Jill Fagerlund and Cheryl Freund were recent guests on KDHL AM Minnesota to reveal those to be honored.  Fagerlund is the chairperson of the Falcon High Flyer Alumni Award Committee and Freund is the historian.

Fagerlund is a 1968 FHS graduate and attended a reunion of her class a few years ago where she learned a classmate had died.  His obituary included many accomplishments she thought were incredible and should be recognized.  Shortly after she visited her sister and they talked about what happened.  Her sister said the high school in the town in which she was living had a distinguished alumni hall of fame.

When Fagerlund returned to Faribault she ran the idea by many of her friends and all felt it was terrific.  This year's class is the third to be recognized.

Brad Burkhartzmeyer, FSHS Class of 1978.  Co-founder of Remote Energy.  He is described as a "rock star for teaching technicians and engineers in other countries how to install solar systems."  The bio for Burkhartzmeyer says classmates and colleagues remember him for his "funny wit that keeps them laughing and completely engaged."

Brad studied to be a math teacher, his first job was in Mexico teaching pre-calculus in Spanish at an all-girls school.  He also acted as a Mexican program director for the Center of Global Education.  His next teaching job took him to an inner-city Detroit high school where he taught math and history.

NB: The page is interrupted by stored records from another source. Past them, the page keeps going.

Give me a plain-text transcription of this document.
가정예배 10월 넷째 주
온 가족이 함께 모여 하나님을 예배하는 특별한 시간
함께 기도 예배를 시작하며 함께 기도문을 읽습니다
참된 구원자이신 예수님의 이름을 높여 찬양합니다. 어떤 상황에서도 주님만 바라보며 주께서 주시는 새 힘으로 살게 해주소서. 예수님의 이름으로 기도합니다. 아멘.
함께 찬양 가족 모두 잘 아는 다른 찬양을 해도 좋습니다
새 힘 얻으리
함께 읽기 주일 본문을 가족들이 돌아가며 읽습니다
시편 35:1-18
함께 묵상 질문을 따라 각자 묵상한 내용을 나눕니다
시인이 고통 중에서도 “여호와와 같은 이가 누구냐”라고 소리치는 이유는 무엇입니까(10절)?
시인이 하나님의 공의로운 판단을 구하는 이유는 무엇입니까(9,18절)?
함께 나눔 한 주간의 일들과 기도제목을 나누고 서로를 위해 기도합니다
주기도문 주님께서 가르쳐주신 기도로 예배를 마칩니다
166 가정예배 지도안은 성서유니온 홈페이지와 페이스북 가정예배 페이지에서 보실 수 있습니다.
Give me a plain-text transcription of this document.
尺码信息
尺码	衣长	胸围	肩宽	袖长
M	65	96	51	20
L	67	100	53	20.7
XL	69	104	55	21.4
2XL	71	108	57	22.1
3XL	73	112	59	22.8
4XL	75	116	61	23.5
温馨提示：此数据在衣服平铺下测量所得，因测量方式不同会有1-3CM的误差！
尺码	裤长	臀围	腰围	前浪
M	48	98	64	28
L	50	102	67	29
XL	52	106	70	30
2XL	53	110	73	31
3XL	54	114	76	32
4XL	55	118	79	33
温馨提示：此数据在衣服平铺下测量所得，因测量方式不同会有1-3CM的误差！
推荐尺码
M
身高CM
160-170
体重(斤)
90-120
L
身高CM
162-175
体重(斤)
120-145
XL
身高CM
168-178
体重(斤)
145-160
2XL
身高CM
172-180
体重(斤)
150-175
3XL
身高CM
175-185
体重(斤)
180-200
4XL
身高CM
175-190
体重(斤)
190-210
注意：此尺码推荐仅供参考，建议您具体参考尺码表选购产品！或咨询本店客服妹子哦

Burkhartzmeyer then shifted to work as a community organizer for several years.  After moving to Seattle, he changed fields to become an electrician with the intent of moving into the solar industry field.  He's been running Sun's Eye Solar Power in Tacoma for 14 years.

Brad's first international solar job was in 2007, traveling to Rwanda for three weeks to manage 11 local technicians installing systems in four hospitals.  From there he installed several PV (photovoltaic) systems for the Rotary Club in Ghana and India.

Brad says, "It was clear from my travels that renewable energy needed to spready really fast around the world, and the best way to increase this rate was to train more people.  Teaching PV classes is a way that I can work on alleviating poverty and shift the way we get our world's energy."

After the 9/11 tragedy Brad asked himself how he could make the world a better place.  His answer, "Bring solar power to the developing world.  It's incredible how people's lives can change because of something so small."

Burkhartzmeyer sold his electrical contracting business and moved to Guatemala where he built a micro-sized hydroelectric generator in a rural community.  After the Guatemalan project, Brad returned to Tacoma and helped form a collective group of inventors to advocate for and build solar systems.

He was part of the initial phase of Brad Pitt's $12 million dollar project to rebuild the Lower Ninth Ward in New Orleans where 180 homes have been built to withstand a Category 5 hurricane.  All the homes are solar powered.

Since 2005 Brad has worked exclusively on solar energy, focusing his efforts in countries like Costa Rica, Mexico, India and Haiti.  He helps communities by installing solar panels and gives them the tools to do it themselves, helping create their own industry and job market.

The son of Buck Burkhartzmeyer of Burkhartzmeyer Shoes fame told the selection committee for the High Flyers, "It's so exciting to be in this industry at this time."